Scotland and Mexico, two very unique and beautiful places with two very iconic national drinks. So what would happen if we took elements from each and created a blend of both tequila and whisky in a single drink? Well that was the exact question posed by UWA Tequila founder Michael Ballantyne to friend and Master Distiller Luis Trejo. Thus, the two set about combining specialised barrel ageing techniques in small artisanal batches within their Distillery La Cofradia, Mexico (a Distillery owned and operated by the Hernandez family for over 50 years).

With their shared love for one anothers’ native drinks, this intrigue has resulted in the creation of some of the finest craft tequila on offer.
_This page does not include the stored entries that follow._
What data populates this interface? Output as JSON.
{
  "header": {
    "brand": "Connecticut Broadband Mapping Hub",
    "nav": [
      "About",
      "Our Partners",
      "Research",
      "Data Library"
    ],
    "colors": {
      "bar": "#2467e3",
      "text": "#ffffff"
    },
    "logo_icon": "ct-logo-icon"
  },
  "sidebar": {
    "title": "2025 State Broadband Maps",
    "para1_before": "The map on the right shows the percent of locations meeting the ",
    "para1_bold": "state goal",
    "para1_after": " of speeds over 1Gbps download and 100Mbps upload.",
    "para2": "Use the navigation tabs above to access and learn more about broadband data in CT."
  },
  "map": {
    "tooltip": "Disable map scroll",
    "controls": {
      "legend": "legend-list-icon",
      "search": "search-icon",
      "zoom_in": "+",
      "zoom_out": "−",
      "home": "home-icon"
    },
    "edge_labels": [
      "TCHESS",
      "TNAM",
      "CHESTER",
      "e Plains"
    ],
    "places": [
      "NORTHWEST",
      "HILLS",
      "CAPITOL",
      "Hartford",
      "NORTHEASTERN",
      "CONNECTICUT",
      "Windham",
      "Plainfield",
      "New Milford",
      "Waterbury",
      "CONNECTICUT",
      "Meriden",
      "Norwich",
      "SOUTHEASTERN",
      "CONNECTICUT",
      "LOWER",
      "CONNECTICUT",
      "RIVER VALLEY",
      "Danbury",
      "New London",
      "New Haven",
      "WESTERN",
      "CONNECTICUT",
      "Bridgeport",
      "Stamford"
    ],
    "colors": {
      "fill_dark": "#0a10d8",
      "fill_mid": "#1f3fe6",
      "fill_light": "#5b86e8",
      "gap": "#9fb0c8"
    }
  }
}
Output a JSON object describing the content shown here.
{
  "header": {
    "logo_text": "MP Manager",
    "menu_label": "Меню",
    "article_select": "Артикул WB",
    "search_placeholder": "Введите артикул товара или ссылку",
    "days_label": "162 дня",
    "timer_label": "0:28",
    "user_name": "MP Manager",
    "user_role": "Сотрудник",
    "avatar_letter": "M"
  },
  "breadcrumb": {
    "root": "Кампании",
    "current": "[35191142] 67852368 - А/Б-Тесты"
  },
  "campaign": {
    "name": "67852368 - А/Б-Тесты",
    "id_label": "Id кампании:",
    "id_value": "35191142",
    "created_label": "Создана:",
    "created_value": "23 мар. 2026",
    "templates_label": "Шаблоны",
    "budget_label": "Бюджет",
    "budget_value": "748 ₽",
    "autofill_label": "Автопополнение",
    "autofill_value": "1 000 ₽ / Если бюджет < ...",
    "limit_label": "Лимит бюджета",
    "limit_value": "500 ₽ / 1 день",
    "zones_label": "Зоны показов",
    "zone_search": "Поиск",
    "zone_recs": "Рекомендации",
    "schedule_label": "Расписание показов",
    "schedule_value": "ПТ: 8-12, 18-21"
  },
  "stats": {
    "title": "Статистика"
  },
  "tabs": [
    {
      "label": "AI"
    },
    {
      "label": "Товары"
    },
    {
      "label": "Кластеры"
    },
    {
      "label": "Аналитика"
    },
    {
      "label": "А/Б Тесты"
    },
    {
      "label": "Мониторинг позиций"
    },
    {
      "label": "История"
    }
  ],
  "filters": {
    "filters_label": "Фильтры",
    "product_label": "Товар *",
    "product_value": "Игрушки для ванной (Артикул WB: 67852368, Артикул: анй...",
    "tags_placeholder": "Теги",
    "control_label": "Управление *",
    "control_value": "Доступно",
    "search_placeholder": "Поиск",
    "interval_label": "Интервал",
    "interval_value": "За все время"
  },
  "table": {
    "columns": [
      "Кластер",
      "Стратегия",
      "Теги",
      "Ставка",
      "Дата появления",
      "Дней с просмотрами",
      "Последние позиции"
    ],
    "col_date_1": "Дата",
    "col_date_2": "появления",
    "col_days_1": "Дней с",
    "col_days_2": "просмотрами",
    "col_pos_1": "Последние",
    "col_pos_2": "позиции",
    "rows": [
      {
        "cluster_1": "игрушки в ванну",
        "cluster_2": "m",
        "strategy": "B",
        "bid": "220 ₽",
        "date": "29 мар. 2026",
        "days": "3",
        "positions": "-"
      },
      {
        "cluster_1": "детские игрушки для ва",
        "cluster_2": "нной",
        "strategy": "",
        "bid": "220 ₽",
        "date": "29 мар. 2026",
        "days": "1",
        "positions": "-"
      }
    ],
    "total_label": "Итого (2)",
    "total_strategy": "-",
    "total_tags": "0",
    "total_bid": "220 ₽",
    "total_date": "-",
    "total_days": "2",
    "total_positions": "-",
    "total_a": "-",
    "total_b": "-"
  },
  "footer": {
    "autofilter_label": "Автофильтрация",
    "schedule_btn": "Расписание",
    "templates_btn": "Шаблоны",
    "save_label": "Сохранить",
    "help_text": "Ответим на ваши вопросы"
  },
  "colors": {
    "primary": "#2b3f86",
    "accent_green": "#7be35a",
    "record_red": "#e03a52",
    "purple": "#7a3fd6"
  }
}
We welcome you to a new age of tequila…

Michael Ballantyne

Michael Ballantyne

Founder/CEO

Casks

It is known that tequila companies often use casks that formerly held bourbon for ageing their tequila, however, we like to do things a little differently at UWA. We have meticulously crafted some of our aged products by utilising some of the finest single malt casks from Scotland and shipped them to Mexico in order to aid in the start of our ageing process.

As a company we aim to keep our ideas fresh and our core values alive, we are actively sourcing unique casks from around the globe with a view to improving our specialised ageing processes.

Agave

All of our Blue Weber agave is hand-picked in the beautiful lowlands of Tequila, Mexico. It takes up to 12 years to harvest agave that is suitable for our tequila production. The yeast we use is chemical free and is cultivated right at our distillery, confidently leaving you with an UWA product that is a 100% natural, 100% Agave spirit.

We strive to use the best green practices throughout our manufacturing process, meaning that we only use organic cleaning products on our machinery as well as constantly monitoring our water sources. The stalks that are cut from the piñas are recycled and used to make paper. Once the agave has been pressed the remaining fibres are spread over our own fields as a fertiliser. At UWA we constantly look at ways to make our operation more self-sufficient and friendlier towards the environment.